So we’ve been beating up Frapple mercilessly ad nauseum at UTB. Now it’s time to turn around and look in the mirror. How is…can BlackBerry leverage this opportunity?
Hopefully, the entire world just received an education about what happens when you trust Frapple. So that’s done, without BlackBerry lifting a finger. Frapple has stuck it’s fruit in it’s mouth in a VERY high profile way. Next, of course, BlackBerry needs to demonstrate why they actually are better at security and not just giving it lip service.
And that is just what they have done on the BlackBerry Insider Business Blog:
Security is extremely difficult. The defender needs to protect all of the entry points, while the attacker only needs one vulnerability.
Security is only as strong as its weakest link. Hackers, home intruders and electricity follow the path of least resistance. If you lock, deadbolt and chain the front door, make sure you don’t leave the window open.
Security is about economics. No system is impenetrable, so security needs to be implemented in the right places. The resources spent on security need to align with the value of what you’re protecting.
Secure systems need secure foundations. To be effective, security needs to be baked into the system from the very beginning. Security is not a feature or an enhancement; it’s a fundamental property of the system.

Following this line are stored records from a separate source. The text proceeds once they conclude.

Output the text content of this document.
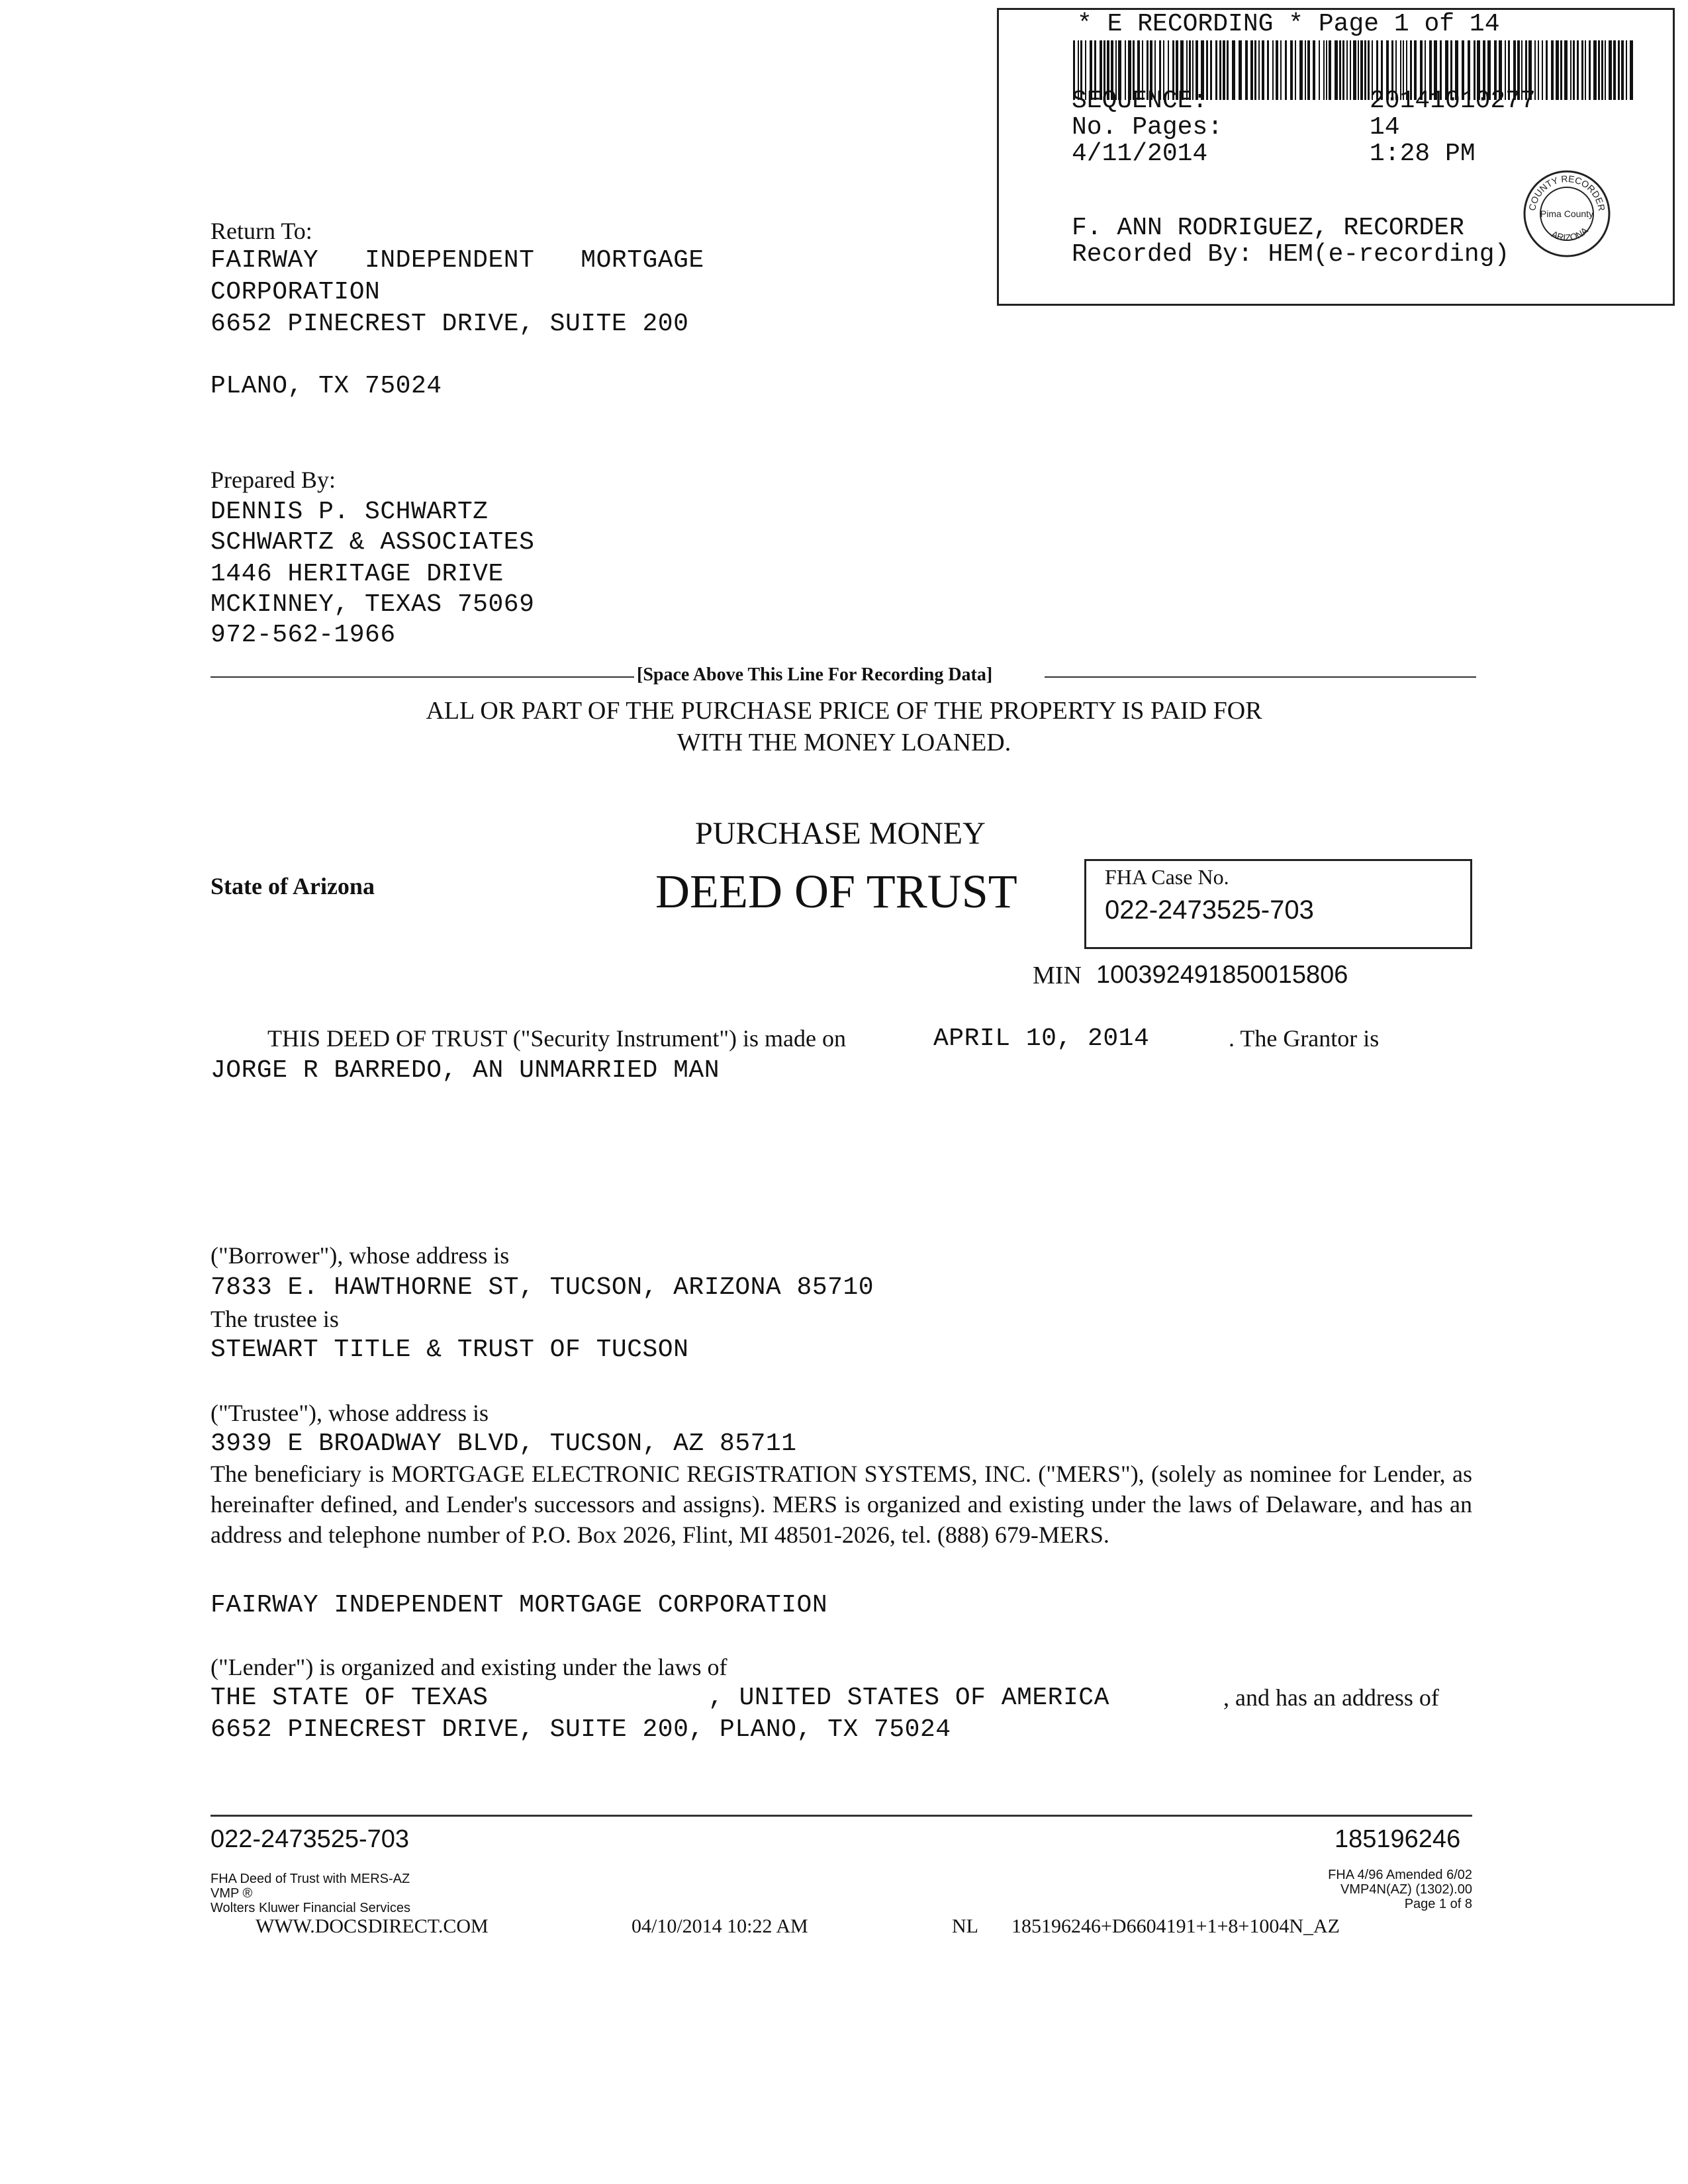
* E RECORDING * Page 1 of 14
SEQUENCE:	20141010277
No. Pages:	14
4/11/2014	1:28 PM
F. ANN RODRIGUEZ, RECORDER
Recorded By: HEM(e-recording)
COUNTY RECORDER
ARIZONA
Pima County
Return To:
FAIRWAY   INDEPENDENT   MORTGAGE
CORPORATION
6652 PINECREST DRIVE, SUITE 200
PLANO, TX 75024
Prepared By:
DENNIS P. SCHWARTZ
SCHWARTZ & ASSOCIATES
1446 HERITAGE DRIVE
MCKINNEY, TEXAS 75069
972-562-1966
[Space Above This Line For Recording Data]
ALL OR PART OF THE PURCHASE PRICE OF THE PROPERTY IS PAID FOR
WITH THE MONEY LOANED.
PURCHASE MONEY
DEED OF TRUST
State of Arizona	FHA Case No.
022-2473525-703
MIN 100392491850015806
THIS DEED OF TRUST ("Security Instrument") is made on	APRIL 10, 2014	. The Grantor is
JORGE R BARREDO, AN UNMARRIED MAN
("Borrower"), whose address is
7833 E. HAWTHORNE ST, TUCSON, ARIZONA 85710
The trustee is
STEWART TITLE & TRUST OF TUCSON
("Trustee"), whose address is
3939 E BROADWAY BLVD, TUCSON, AZ 85711
The beneficiary is MORTGAGE ELECTRONIC REGISTRATION SYSTEMS, INC. ("MERS"), (solely as nominee for Lender, as hereinafter defined, and Lender's successors and assigns). MERS is organized and existing under the laws of Delaware, and has an address and telephone number of P.O. Box 2026, Flint, MI 48501-2026, tel. (888) 679-MERS.
FAIRWAY INDEPENDENT MORTGAGE CORPORATION
("Lender") is organized and existing under the laws of
THE STATE OF TEXAS	, UNITED STATES OF AMERICA	, and has an address of
6652 PINECREST DRIVE, SUITE 200, PLANO, TX 75024
022-2473525-703	185196246
FHA Deed of Trust with MERS-AZ
VMP ®
Wolters Kluwer Financial Services
FHA 4/96 Amended 6/02
VMP4N(AZ) (1302).00
Page 1 of 8
WWW.DOCSDIRECT.COM	04/10/2014 10:22 AM	NL 185196246+D6604191+1+8+1004N_AZ
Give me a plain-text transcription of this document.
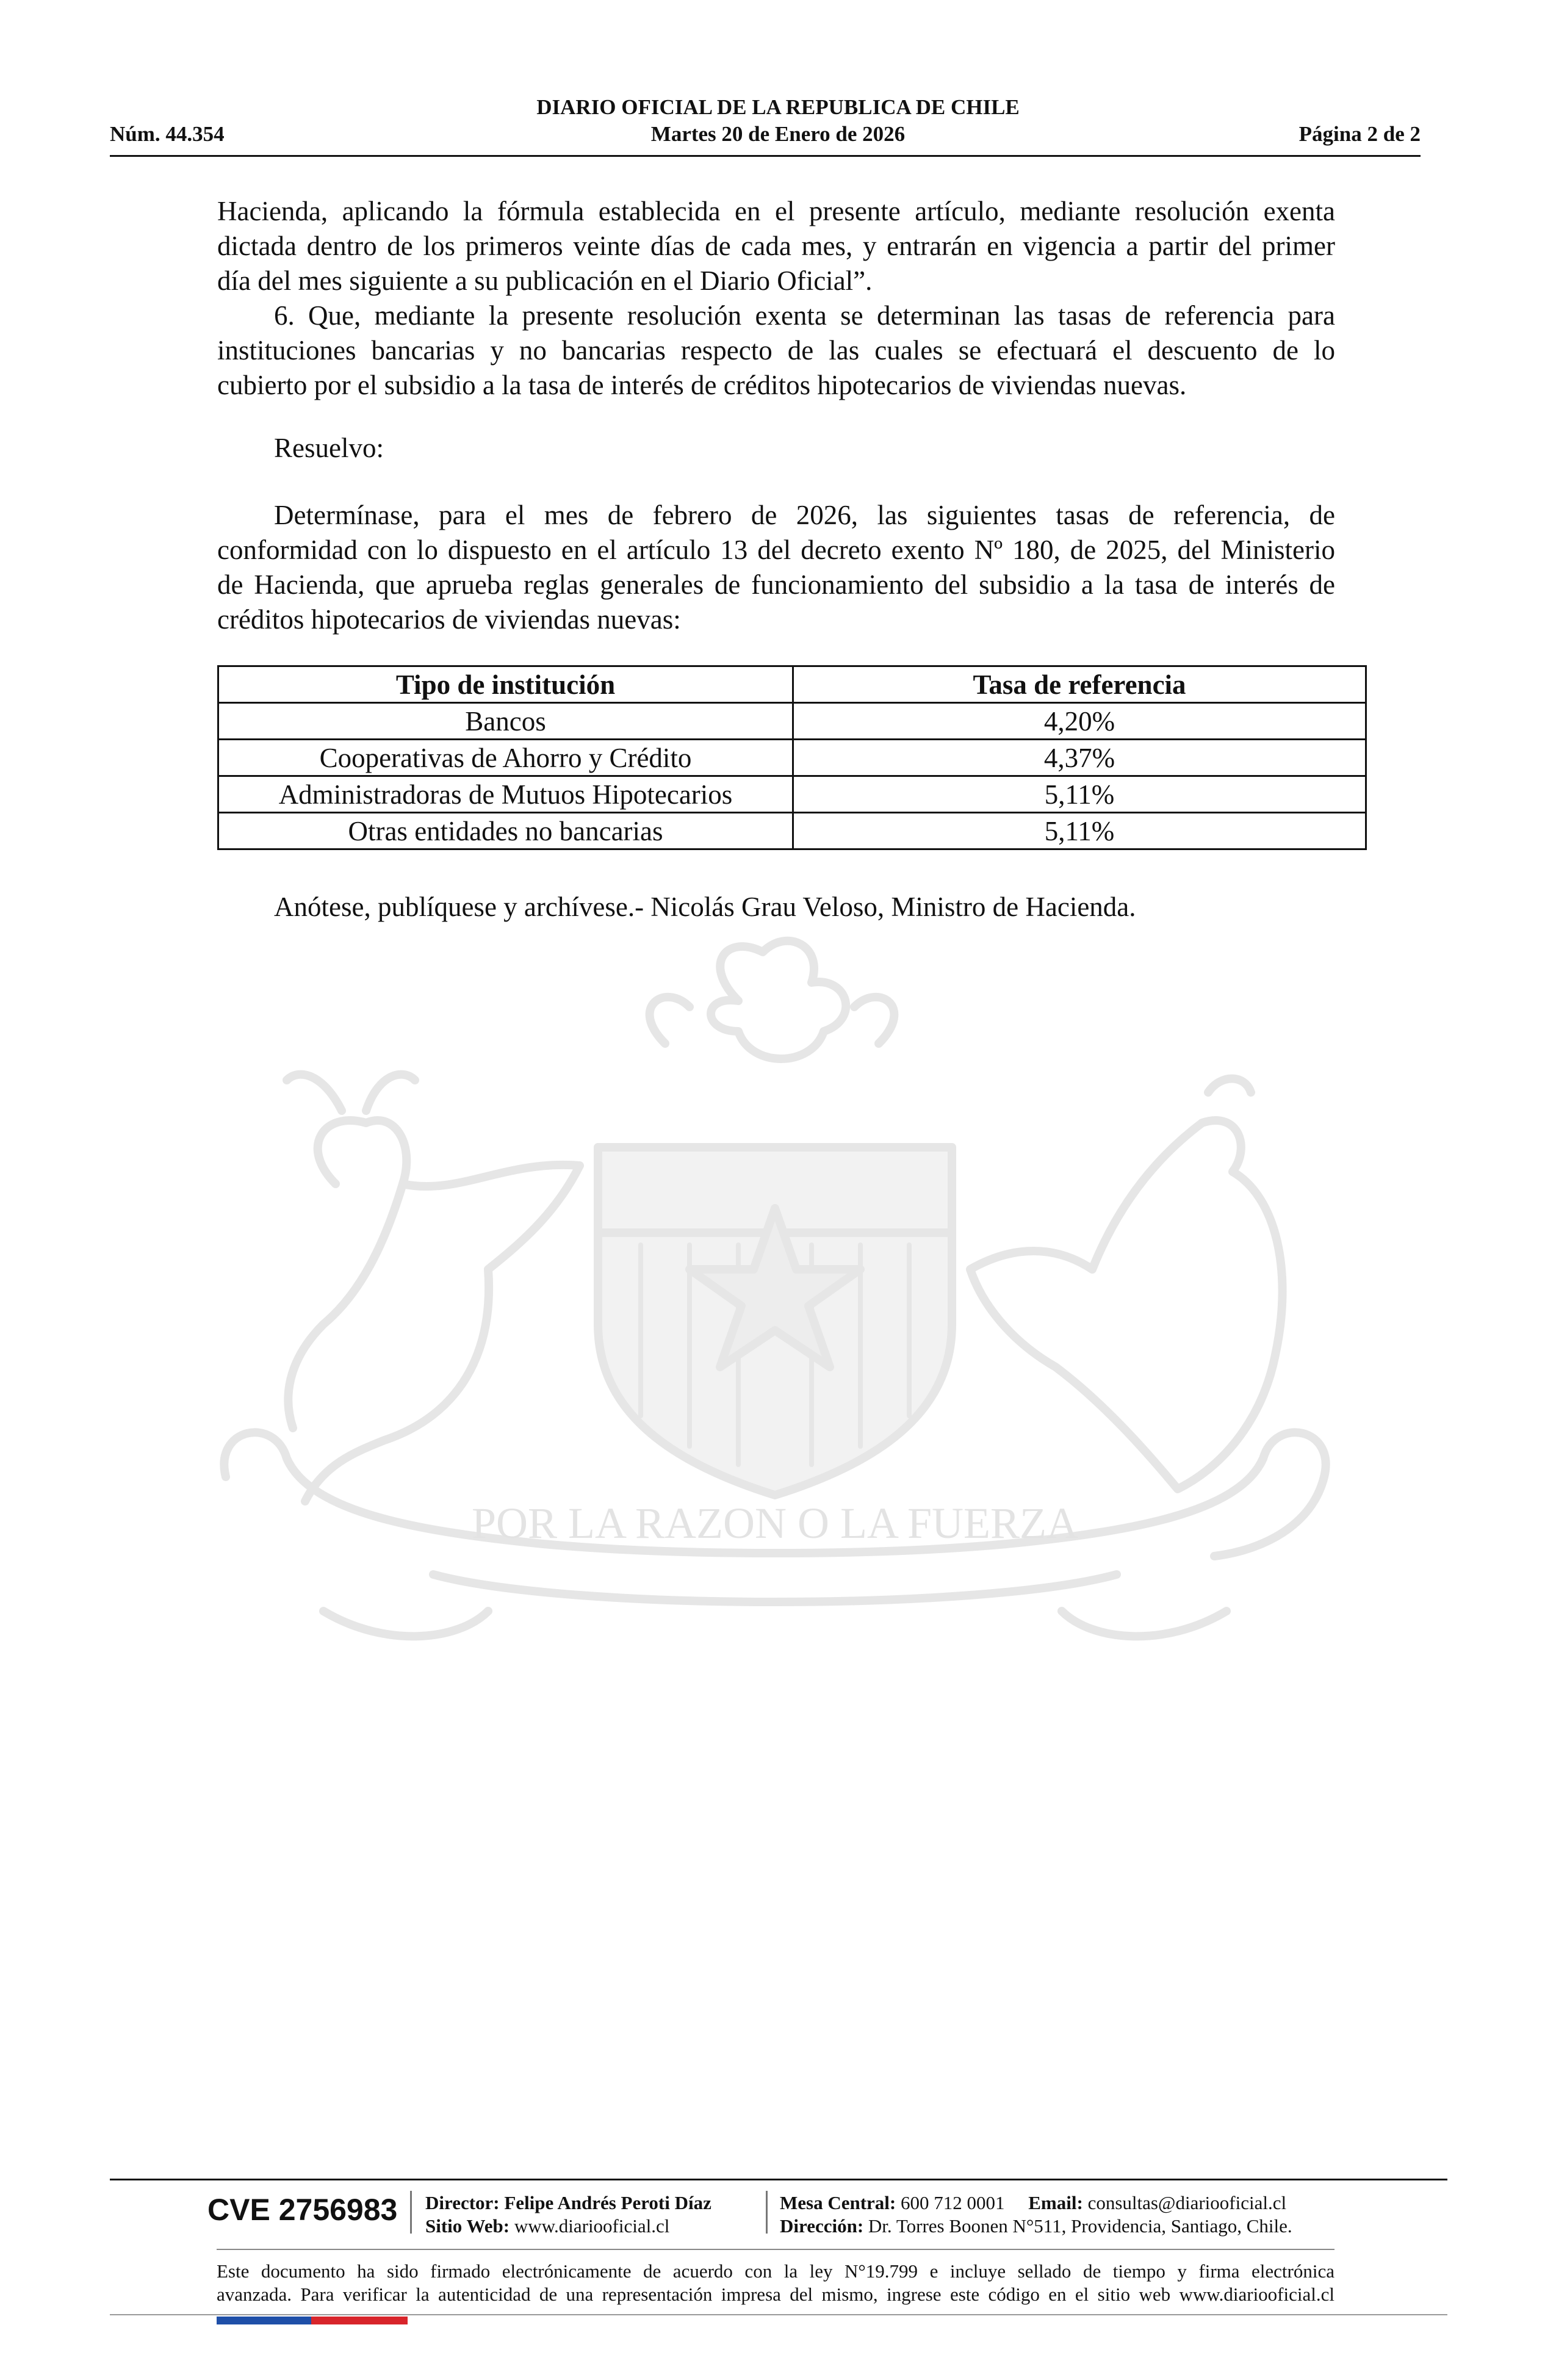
DIARIO OFICIAL DE LA REPUBLICA DE CHILE
Martes 20 de Enero de 2026
Núm. 44.354	Página 2 de 2
POR LA RAZON O LA FUERZA
Hacienda, aplicando la fórmula establecida en el presente artículo, mediante resolución exenta
dictada dentro de los primeros veinte días de cada mes, y entrarán en vigencia a partir del primer
día del mes siguiente a su publicación en el Diario Oficial”.
6. Que, mediante la presente resolución exenta se determinan las tasas de referencia para
instituciones bancarias y no bancarias respecto de las cuales se efectuará el descuento de lo
cubierto por el subsidio a la tasa de interés de créditos hipotecarios de viviendas nuevas.
Resuelvo:
Determínase, para el mes de febrero de 2026, las siguientes tasas de referencia, de
conformidad con lo dispuesto en el artículo 13 del decreto exento Nº 180, de 2025, del Ministerio
de Hacienda, que aprueba reglas generales de funcionamiento del subsidio a la tasa de interés de
créditos hipotecarios de viviendas nuevas:
Tipo de institución	Tasa de referencia
Bancos	4,20%
Cooperativas de Ahorro y Crédito	4,37%
Administradoras de Mutuos Hipotecarios	5,11%
Otras entidades no bancarias	5,11%
Anótese, publíquese y archívese.- Nicolás Grau Veloso, Ministro de Hacienda.
CVE 2756983 Director: Felipe Andrés Peroti Díaz
Sitio Web: www.diariooficial.cl
Mesa Central: 600 712 0001 Email: consultas@diariooficial.cl
Dirección: Dr. Torres Boonen N°511, Providencia, Santiago, Chile.
Este documento ha sido firmado electrónicamente de acuerdo con la ley N°19.799 e incluye sellado de tiempo y firma electrónica
avanzada. Para verificar la autenticidad de una representación impresa del mismo, ingrese este código en el sitio web www.diariooficial.cl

Security takes time and experience. You cannot build a secure product overnight, and you cannot compromise on security. The only true test is the test of time.
Next, they need to get down and dirty and go on the offensive. Which they have also done and are doing… with a little help from solid fans, such as we have here at UTB *blush*.
BlackBerry promotes anti-Apple tweets
The news offered the Canadian firm another opportunity to advertise its mobile security. BlackBerry mocked Apple by promoting several tweets from users that were targeted at Apple’s lack of security. On its Twitter account this week, the Waterloo company also promoted tweets that praised it for having the most secure platform.
For example, one BlackBerry fan who used the BlackBerry hashtag signs #BB4life and #teamblackberry said, “Security is key to business! Not concerned about MY photos!” On BlackBerry’s Twitter account, another fan wrote, “Sounds like Apple needs BlackBerry’s ECC patents,” adding “Best crypto according to the NSA.”
BlackBerry also promoted a fan-made advertisement that shows a picture of a QWERTY-equipped BlackBerry and a tagline saying, “When private photos need to remain private.” Despite the clarification from Apple that there was no breach at its end, BlackBerry fans can be proud about the security offered by the company’s platform.
Next, compliments of Aman Jain at Valuewalk they need to hit the marketing and P.R. HARD.
The ongoing concerns over security provoked by the Apple iCloud incident also provides an opportunity to the Canadian firm to rope in celebrities who will surely be disappointed with the iPhone maker after their nude photos found their way onto the web. The iCloud breach is surely a big blunder–big enough to create a dent in Apple’s reputation.
So taking advantage of the situation, BlackBerry should actively pitch itself to celebrities by offering its new BlackBerry 10 smartphones.
So to wrap it up, the checklist for the game plan to success:
1. Demonstrate how insecure Frapple is….. CHECK!
2. Educate as to why BlackBerry is better….CHECK!
3. Mock Frapple ceaselessly… IN PROGRESS!
4. Marketing and P.R…leverage the sincere passion of the targeted celebrities to express their heartfelt reasons to use a secure platform, while at the same time offering them well needed protection…. DO IT!!!!